LAWS(P&H)-2014-7-598

SATBIR SINGH Vs. STATE OF HARYANA

Decided On July 16, 2014
SATBIR SINGH Appellant
V/S
STATE OF HARYANA Respondents

JUDGEMENT

(1.) The petitioner, who was admitted to the police service in the State of Haryana as a Constable Messenger on 24.01.1991, was jettisoned in a hideous way, ill-becoming of a State establishment. I state this even at the beginning only because the facts revealed that the petitioner had joined at the recruitment training centre at Madhuban on 03.07.1991 and immediately after joining, he fell ill and admitted in the Nursing Home facility attached to the training institute on the following day, namely, on 04.07.1991. He was in the hospital till 15.07.1991 and rejoined his training course on 16.07.1991. He continued till 02.08.1991 when he again fell sick and referred to the Chief Medical Officer under Ex. Pl. He had been advised rest by the officer for 15 days and when he returned home for convalesces, he again fell ill and admitted in Primary Health Centre at Bhattu Kalan where he remained admitted from 19.08.1991 to 25.10.1991 and was advised rest upto 29.10.1991. He reported again on 30.10.1991 at the training institute when he was declined admittance on the ground that he had been discharged from the service. There was no order of discharge in writing but since the petitioner was not allowed to join, the writ petition was filed with the prayer that he shall be granted appropriate posting with continuity of service and consequential relief. The writ petition had been originally allowed directing reinstatement which was passed on 02.02.2001. The contention had been that there was no requirement for the State to issue any order of discharge and that he could not be allowed to continue. After the writ petition was allowed, the petitioner had been reinstated but the State has applied to the court for a review and the review application was allowed on 10.09.2009 even without the court being apprised of the fact that the petitioner had actually been reinstated and he was actually in service. The court had observed, in the absence of the petitioner, that he was no longer in service and hence, no relief, as sought for in the writ petition, could be granted. Pursuant to the review order, the writ petition was dismissed on 11.05.2010 and this was sought to be reviewed at the instance of the petitioner by bringing home the fact that he had actually been reinstated and the court was not duly apprised when it recorded a statement of the counsel for the State that he had already been discharged. The writ petition is back before this court to where it started.
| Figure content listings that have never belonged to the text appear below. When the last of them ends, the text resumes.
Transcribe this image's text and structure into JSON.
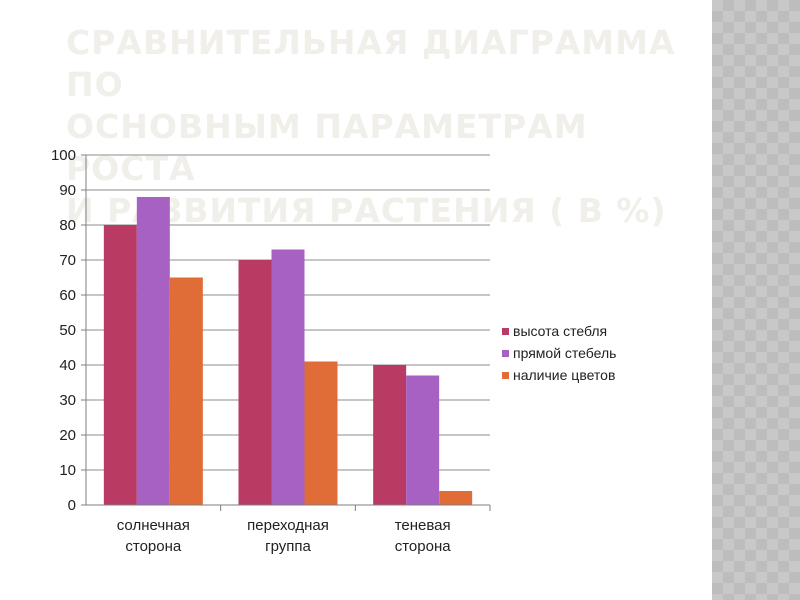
{
  "slide": {
    "title": "СРАВНИТЕЛЬНАЯ ДИАГРАММА ПО\nОСНОВНЫМ ПАРАМЕТРАМ  РОСТА\nИ РАЗВИТИЯ РАСТЕНИЯ ( В %)"
  },
  "colors": {
    "title": "#f1efea",
    "panel": "#c8c8c8",
    "gridline": "#8c8c8c",
    "axis": "#7f7f7f"
  },
  "chart_data": {
    "type": "bar",
    "title": "",
    "xlabel": "",
    "ylabel": "",
    "ylim": [
      0,
      100
    ],
    "yticks": [
      "0",
      "10",
      "20",
      "30",
      "40",
      "50",
      "60",
      "70",
      "80",
      "90",
      "100"
    ],
    "grid": true,
    "legend_position": "right",
    "categories": [
      [
        "солнечная",
        "сторона"
      ],
      [
        "переходная",
        "группа"
      ],
      [
        "теневая",
        "сторона"
      ]
    ],
    "series": [
      {
        "name": "высота стебля",
        "color": "#b93a63",
        "values": [
          80,
          70,
          40
        ]
      },
      {
        "name": "прямой стебель",
        "color": "#a661c2",
        "values": [
          88,
          73,
          37
        ]
      },
      {
        "name": "наличие цветов",
        "color": "#e06c38",
        "values": [
          65,
          41,
          4
        ]
      }
    ]
  }
}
(2.) The situation now is that the petitioner has regained his employment at the time when he was reinstated on 02.02.2001 and continued as such. It appears that he has also secured all the monetary benefits during the interregnum period. He has been sent to the basic recruitment course on 19.11.2003 and was also served with conversion order from Constable Messenger to Constable Wireless Operator. He was later promoted as Exemptee Head Constable and promoted ASI Exemptee on 12.09.2013. All these orders would show the legitimacy of his contentions and the untenability of the plea in the written statement of the State that he had been validly discharged. The counsel for the State argues that there is no prayer in the writ petition to quash the discharge order, to which the counsel for the petitioner would justifiably respond that there is no discharge order at any time nor placed in court that could be required to be challenged by an express prayer. Even while accepting the petitioner's case, for the sake of record, I would observe that if it were to be contended that there was oral discharge order, it is illegal, for, a government servant cannot be dispatched out of service by such a whimsical oral discharge.

(3.) I record the fact that he continued in service and as services shall be taken as continuation from the time when he was recruited and joined at the institute at Madhuban. The writ petition is ordered recording the above said facts with costs imposed at Rs. 25,000/- against the State for inexplicable and indefensible conduct exhibited by the State authorities.